— Это военное преступление, — подытожил я.
— Вы правы, — согласился он. — Пусть небольшое. Ну и что? В конце концов, Аль Капоне упекли в тюрьму за уклонение от уплаты налогов. Но значит ли это, что он не был гангстером? Я провел несколько осторожных проверок и, убедившись в подлинности документа, отвез его в Гаагу.
— И вы не знали, кто прислал его вам?
— Понятия не имел, пока мой анонимный источник не позвонил и не представился мне. К сожалению, как вы уже поняли, Лэнг вскоре узнал о наших контактах. Дальше ситуация пошла по наихудшему сценарию.
Райкарт вновь склонился надо мной и прошептал:
— Она закончилась смертью Майка!
Сейчас, припоминая тот разговор, я убежден, что знал уже о причинах гибели Макэры. Но подозрение — это одно, а подтверждение — совсем другое дело. И вам следовало бы посмотреть на ликование Райкарта, чтобы оценить масштаб предательства, совершенного моим предшественником.
— Он позвонил мне лично! Вы можете поверить в это? Если бы кто–то сказал, что Макэра окажет мне помощь, я просто рассмеялся бы над таким нелепым предположением.
— Когда он позвонил?
— Примерно через три недели после того, как я получил секретный меморандум. Кажется, восьмого или девятого января. Что–то типа этого. «Привет, Ричард, — сказал он. — Ты получил тот подарочек, который я послал тебе?» У меня едва не случился сердечный приступ. Затем я быстро заткнул ему рот.

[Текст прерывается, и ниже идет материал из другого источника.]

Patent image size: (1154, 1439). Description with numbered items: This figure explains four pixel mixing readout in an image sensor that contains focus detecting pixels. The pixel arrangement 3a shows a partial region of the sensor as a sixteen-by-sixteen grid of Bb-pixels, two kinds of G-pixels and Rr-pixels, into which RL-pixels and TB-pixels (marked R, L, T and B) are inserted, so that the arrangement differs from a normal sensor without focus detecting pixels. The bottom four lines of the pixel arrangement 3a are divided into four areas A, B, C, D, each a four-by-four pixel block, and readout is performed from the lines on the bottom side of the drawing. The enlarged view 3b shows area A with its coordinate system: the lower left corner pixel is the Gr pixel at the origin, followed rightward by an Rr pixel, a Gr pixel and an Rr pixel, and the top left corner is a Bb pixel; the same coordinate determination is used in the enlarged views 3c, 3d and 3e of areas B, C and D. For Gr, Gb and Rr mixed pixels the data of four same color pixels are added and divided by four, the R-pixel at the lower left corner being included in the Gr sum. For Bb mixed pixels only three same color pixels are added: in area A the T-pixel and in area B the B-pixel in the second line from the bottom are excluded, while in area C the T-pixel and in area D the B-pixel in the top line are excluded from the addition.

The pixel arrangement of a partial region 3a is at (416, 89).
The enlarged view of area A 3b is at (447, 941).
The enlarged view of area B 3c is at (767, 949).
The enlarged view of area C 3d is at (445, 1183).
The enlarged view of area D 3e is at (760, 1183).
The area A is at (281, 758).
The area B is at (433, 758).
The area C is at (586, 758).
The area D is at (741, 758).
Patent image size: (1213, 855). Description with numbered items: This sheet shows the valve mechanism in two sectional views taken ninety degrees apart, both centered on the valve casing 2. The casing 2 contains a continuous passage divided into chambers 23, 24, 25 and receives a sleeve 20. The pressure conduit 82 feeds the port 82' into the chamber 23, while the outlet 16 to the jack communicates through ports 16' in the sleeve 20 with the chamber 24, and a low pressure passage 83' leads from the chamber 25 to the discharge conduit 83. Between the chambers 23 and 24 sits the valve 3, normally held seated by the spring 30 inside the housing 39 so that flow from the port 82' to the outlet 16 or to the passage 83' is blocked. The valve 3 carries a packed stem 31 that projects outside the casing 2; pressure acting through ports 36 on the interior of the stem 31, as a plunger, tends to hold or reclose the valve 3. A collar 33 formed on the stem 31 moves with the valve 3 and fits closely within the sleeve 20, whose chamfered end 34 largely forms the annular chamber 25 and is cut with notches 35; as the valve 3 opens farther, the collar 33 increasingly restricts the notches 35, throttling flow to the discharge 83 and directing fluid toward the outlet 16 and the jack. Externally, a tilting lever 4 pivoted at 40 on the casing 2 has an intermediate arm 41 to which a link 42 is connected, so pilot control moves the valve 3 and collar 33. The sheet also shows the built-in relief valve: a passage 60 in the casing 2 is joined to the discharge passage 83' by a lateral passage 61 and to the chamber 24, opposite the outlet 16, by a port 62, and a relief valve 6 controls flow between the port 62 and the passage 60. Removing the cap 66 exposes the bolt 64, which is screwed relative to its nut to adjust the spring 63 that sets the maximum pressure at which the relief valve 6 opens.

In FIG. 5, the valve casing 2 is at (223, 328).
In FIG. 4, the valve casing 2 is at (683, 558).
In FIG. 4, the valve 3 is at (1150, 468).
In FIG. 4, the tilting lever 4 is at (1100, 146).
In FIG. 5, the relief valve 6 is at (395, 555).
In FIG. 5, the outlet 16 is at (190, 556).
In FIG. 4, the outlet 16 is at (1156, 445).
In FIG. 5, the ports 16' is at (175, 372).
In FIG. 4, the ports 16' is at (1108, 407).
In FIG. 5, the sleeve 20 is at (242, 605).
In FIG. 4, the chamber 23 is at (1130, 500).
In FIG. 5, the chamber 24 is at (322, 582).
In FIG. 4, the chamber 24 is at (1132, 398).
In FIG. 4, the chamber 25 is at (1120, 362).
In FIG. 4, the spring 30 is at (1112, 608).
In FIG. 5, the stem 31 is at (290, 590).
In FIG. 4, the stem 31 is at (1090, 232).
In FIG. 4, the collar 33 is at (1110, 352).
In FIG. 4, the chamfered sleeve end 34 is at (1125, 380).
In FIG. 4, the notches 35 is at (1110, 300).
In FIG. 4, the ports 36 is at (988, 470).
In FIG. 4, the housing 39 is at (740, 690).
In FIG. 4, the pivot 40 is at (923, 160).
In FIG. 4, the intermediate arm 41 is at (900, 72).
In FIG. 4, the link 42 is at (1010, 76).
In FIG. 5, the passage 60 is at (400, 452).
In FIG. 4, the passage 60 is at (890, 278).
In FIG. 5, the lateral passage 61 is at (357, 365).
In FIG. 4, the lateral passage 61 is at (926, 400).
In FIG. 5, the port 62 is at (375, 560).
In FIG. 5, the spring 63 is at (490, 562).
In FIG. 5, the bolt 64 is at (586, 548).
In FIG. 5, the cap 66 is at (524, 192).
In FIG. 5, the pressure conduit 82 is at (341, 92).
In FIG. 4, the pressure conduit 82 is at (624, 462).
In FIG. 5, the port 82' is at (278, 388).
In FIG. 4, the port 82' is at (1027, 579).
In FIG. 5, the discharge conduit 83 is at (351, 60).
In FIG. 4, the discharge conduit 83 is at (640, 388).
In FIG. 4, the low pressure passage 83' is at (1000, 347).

Вы знаете, что все телефонные линии в ООН прослушиваются?
— Неужели?
Я пытался абсорбировать его слова.
— Да, полностью. Национальное агентство безопасности записывает каждый разговор, который ведется в Западном полушарии. Каждый слог, который вы произносите по телефону, каждое отправленное вами электронное письмо, каждая операция с вашей кредитной карточкой — все это записывается и сохраняется в базах данных. Конечно, им трудно сортировать такую уйму информации. Мы в ООН решили, что легче всего обходить прослушку с помощью резервных сотовых телефонов. Главное, не говорить о точных деталях дела и чаще менять номера. По крайней мере, это позволяет быть на пару шагов впереди. Короче, я посоветовал Майку убавить звук. Затем он получил от меня телефонный номер, который раньше никогда не использовался. Я попросил его перезвонить мне как можно быстрее.
— Ага! Понятно.
Я тут же визуализировал эту сцену. Макэра с телефоном, зажатым между ухом и плечом, выхватывает свою дешевую синюю ручку.
— Судя по всему, он записал телефонный номер на обороте той фотографии, которую держал в тот момент в руках.
— Чуть позже он перезвонил мне, — сказал Райкарт.
Перестав шагать, он какое–то время рассматривал свое отражение в зеркале, висевшем над комодом. Райкарт приложил обе руки ко лбу и пригладил волосы, убрав их за уши.
— Господи, как я расстроен, — сказал он. — Посмотрите на меня. Я никогда так не выглядел, когда работал в правительстве, хотя иногда нам приходилось вкалывать по восемнадцать часов в день. Знаете, люди воспринимают нашу миссию неправильно. Власть не утомляет! Нас изнашивает отсутствие власти!
— А что он сказал, когда позвонил? Я имею в виду Макэру.
— Я сразу уловил какую–то странность в его голосе. Вот вы спрашивали, на кого он был похож. Да, он выглядел грубоватым чиновником, и это нравилось Лэнгу. Адам знал, что может положиться на Майка; что тот сделает за него всю грязную работу. Макэра был деловым и проницательным человеком. Вы могли бы назвать его грубияном — особенно когда он говорил по телефону. В моем офисе его прозвали Кошмакерой: «Господин министр, вам только что звонил этот кошмарный Кошмакера…» Однако в тот злополучный день его голос звучал безжизненно и плоско. Он казался каким–то надломленным. Майк сказал, что последний год он работал над мемуарами Лэнга и копался в кембриджских архивах. Анализируя деятельность нашего правительства, он настолько разочаровался в политике Лэнга, что едва не покончил с собой. Кстати, там он и нашел меморандум, санкционировавший операцию «Буря». Однако, судя по его словам, тот документ был лишь вершиной айсберга. Майк сказал, что обнаружил в архивах нечто более важное, и именно эта находка заставила его понять, в какую помойную яму мы ввергли страну, пока были у власти.